Dzień przed napadem na nasze misje ludzie zaczęli znosić do nas swoje cenniejsze rzeczy... - relacjonuje z Republiki Środkowafrykańskiej, świecka misjonarka, Ewelina Krasnowska. W końcu przyszli Seleka. "Z przewodnikiem, który mówił w sango i dokładnie wiedział gdzie wszystko się znajduje. Oni natomiast mówili po arabsku" - opisuje s. Barbara Samborska SMBP
Doszło do mnie że mogłam zostać zgwałcona… - Ewelina Krasnowska
Dzień przed napadem na nasze misje ludzie zaczęli znosić do nas swoje cenniejsze rzeczy. We wtorek (21stycznia) od samego rana również znoszone są rzeczy do nas. Na mieście panuję cisza, która krzyczy, że coś jest nie tak. Po informacjach z Bocarangi – wszystkie osoby które były u nas (3 rodziny), odesłaliśmy do domów, gdyż już wiemy, że to nie jest bezpieczne miejsce dla nich. W momencie gdy odchodziła ostatnia rodzina, usłyszeliśmy pierwsze strzały. Rodzina cofnęła się na nasze podwórko, jednak s.
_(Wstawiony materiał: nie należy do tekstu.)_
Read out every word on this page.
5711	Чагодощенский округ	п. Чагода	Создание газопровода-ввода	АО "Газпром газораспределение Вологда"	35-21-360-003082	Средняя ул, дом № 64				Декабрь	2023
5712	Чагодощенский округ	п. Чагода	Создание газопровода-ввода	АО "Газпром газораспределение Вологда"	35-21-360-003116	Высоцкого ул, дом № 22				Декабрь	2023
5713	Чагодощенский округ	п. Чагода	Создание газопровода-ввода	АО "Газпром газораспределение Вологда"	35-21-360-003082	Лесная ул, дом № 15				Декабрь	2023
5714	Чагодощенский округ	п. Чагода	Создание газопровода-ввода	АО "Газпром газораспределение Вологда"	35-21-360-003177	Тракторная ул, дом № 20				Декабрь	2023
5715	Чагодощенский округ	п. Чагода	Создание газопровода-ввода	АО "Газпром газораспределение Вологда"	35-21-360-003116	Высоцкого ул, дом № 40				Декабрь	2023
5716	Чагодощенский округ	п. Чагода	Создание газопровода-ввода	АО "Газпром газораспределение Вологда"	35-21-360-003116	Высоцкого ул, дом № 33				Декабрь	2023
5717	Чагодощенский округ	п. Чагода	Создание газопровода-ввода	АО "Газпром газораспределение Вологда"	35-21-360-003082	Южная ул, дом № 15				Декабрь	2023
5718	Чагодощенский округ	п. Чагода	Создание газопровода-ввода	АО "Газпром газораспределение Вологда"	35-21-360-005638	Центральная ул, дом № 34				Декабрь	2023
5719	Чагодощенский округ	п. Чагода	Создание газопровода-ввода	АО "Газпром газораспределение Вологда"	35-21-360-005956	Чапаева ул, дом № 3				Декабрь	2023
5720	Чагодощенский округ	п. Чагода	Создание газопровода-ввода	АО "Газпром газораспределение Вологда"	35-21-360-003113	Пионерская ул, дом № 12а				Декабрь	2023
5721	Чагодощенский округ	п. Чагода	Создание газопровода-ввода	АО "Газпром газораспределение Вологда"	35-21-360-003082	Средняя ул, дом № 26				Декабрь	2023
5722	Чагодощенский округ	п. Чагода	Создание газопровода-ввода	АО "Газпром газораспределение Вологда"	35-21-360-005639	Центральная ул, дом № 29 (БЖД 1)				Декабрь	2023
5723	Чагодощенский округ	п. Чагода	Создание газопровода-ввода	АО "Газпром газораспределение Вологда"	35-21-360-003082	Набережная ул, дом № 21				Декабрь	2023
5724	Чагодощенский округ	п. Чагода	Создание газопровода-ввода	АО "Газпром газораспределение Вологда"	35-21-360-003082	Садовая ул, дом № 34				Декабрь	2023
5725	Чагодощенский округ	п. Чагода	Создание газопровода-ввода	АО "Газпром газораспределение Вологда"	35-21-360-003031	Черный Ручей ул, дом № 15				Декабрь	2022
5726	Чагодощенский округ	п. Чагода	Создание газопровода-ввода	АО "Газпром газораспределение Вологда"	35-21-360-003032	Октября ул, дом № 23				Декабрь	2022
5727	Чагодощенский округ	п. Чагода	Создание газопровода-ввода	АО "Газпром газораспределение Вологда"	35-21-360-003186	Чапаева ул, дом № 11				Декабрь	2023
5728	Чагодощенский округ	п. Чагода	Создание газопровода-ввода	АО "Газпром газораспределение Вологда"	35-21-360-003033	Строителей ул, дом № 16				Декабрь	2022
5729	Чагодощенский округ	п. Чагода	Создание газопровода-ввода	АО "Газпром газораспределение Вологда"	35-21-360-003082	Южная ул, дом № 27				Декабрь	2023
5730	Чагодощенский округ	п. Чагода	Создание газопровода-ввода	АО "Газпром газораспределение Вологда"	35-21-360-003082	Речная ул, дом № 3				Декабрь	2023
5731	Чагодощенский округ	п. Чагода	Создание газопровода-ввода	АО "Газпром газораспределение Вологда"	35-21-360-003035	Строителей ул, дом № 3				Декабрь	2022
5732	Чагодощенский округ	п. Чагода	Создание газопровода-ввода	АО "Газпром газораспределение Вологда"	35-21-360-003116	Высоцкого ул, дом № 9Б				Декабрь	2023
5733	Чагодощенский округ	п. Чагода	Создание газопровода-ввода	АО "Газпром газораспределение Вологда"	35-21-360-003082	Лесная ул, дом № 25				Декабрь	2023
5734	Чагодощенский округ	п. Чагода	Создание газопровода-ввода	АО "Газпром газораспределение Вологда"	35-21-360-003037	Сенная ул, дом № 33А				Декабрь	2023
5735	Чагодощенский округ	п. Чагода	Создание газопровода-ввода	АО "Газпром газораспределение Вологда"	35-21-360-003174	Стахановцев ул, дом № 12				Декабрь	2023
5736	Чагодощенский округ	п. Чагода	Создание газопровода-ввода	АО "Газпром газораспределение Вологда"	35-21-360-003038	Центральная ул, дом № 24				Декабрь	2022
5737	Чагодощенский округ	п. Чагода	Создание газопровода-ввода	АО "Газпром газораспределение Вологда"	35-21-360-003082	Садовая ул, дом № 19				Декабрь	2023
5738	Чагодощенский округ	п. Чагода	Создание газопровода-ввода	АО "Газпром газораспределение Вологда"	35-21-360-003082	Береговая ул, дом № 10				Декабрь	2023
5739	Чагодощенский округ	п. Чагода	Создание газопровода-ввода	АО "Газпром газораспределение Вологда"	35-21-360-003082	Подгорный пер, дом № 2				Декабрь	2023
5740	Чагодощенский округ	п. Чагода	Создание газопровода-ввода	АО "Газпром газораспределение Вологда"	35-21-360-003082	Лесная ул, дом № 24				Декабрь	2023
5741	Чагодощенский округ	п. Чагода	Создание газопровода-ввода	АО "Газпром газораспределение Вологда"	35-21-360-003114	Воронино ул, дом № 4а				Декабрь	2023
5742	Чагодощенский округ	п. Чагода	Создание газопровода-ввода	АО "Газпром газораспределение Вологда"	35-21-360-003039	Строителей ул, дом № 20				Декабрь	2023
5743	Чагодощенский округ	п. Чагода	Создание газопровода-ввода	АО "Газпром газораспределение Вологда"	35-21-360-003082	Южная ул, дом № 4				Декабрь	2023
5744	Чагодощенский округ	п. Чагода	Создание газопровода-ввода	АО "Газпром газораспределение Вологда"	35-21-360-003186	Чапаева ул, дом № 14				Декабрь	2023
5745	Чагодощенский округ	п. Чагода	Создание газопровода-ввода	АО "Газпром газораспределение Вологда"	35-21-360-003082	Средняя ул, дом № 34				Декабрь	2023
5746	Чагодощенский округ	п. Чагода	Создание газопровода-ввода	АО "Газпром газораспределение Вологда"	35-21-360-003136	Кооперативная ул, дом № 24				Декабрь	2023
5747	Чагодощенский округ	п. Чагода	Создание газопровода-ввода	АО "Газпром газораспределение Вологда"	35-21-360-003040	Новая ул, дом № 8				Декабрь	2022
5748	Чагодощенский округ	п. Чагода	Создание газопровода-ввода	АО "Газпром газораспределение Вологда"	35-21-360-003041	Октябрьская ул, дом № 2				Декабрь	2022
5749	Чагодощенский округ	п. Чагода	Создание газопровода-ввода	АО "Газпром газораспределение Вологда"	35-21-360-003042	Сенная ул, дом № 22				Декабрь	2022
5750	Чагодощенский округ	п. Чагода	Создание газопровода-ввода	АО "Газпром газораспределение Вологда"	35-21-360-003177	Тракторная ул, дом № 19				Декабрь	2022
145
Basia powiedziała żeby uciekali czym prędzej, misja nie jest bezpiecznym schronieniem.
Przez okna zauważyłam pierwsze motory, 4 osoby na dwóch motorach. Wyszłyśmy przed dom i jeden z selekowców zapytał czy nie ma wroga na posesji. Basia odpowiedziała, że są tylko 3 misjonarki i nie ma więcej nikogo. Kazano nam otworzyć bramę i pojawili się wszyscy – 8 osób, uzbrojeni w kałasznikowy oraz rakiety. Zażądali benzyny oraz samochodu. Basia odpowiedziała że, samochód został wywieziony do Kamerunu. Zażądali pieniędzy, telefonów, komputerów.
Basia poszła do pokoju, a z nią razem jeden z nich – aby dać mu pieniądze, a później każdy z nich wziął nas pojedynczo i kazali otwierać pokoje. Basia miała przygotowane pieniądze około 100 000 CFA oraz Ania 40 000 CFA. Pozabierali wszystkie telefony, które znaleźli, szukali dosłownie wszędzie… powiedzieli że mamy dać samochód. Mamy wsiadać na motor i jedziemy po samochód. Odpowiedziałyśmy że samochód mamy w Kamerunie a motoru nigdy nie miałyśmy.
Po tych przepychankach, zabrali nas każdą z osobna i kazali otwierać pokoje. Będąc w pokoju z jednym z nich, pociągnął mnie za bluzkę liczył na coś więcej. W tym momencie wkurzyłam się i wyszłam z pokoju na dwór. Szedł za mną z karabinem, i na podwórzu przeładował magazynek… bałam się, ale gorszy strach mnie ogarniał jak zostawałam sama z którymś z nich w pokoju. Otwierałyśmy wszystkie pokoje, wchodzili i zabierali co uważali za wartościowe. Cały czas mówili pieniądze, i straszyli nas bronią że nas zabiją. Jednak nic im się nie udało zrobić, próbowali nas nakłonić do współżycia, przymusić bronią. Dopiero później doszło do mnie że mogłam zostać zgwałcona lub po prostu stracić życie…
Pomimo tego że jadąc do RCA na misje dużo wiedziałem o tym co się tutaj dzieje, ta sytuacja jednak pokazała mi do czego są zdolni bandyci pochodzący z CZADU i Sudanu. Dziwi mnie to, że ta wojna nie jest nazwana po imieniu, CZAD przeciw RCA. W momencie kiedy sąsiadujące kraje zamykają granice, Czad przyjmuje tych złoczyńców, jako bohaterów, którzy złupili ten biedny kraj i teraz spokojnie mogą wracać. Ubierają cywilne ciuchy i żyją normalnie.
Nie żałuję mojej decyzji, którą podjęłam aby przyjechać tutaj pomimo tych wydarzeń, które miały miejsce w naszym mieście. Nie chcę opuszczać misji oraz ludzi tutaj mieszkających. Wydarzenia te pokazują jak człowiek może reagować, kiedy jest zagrożone jego życie.
Po tym zajściu (21 stycznia) poprosiłam br. Benka o spowiedź bo tak naprawdę w przyszłości wszystko może się wydarzyć.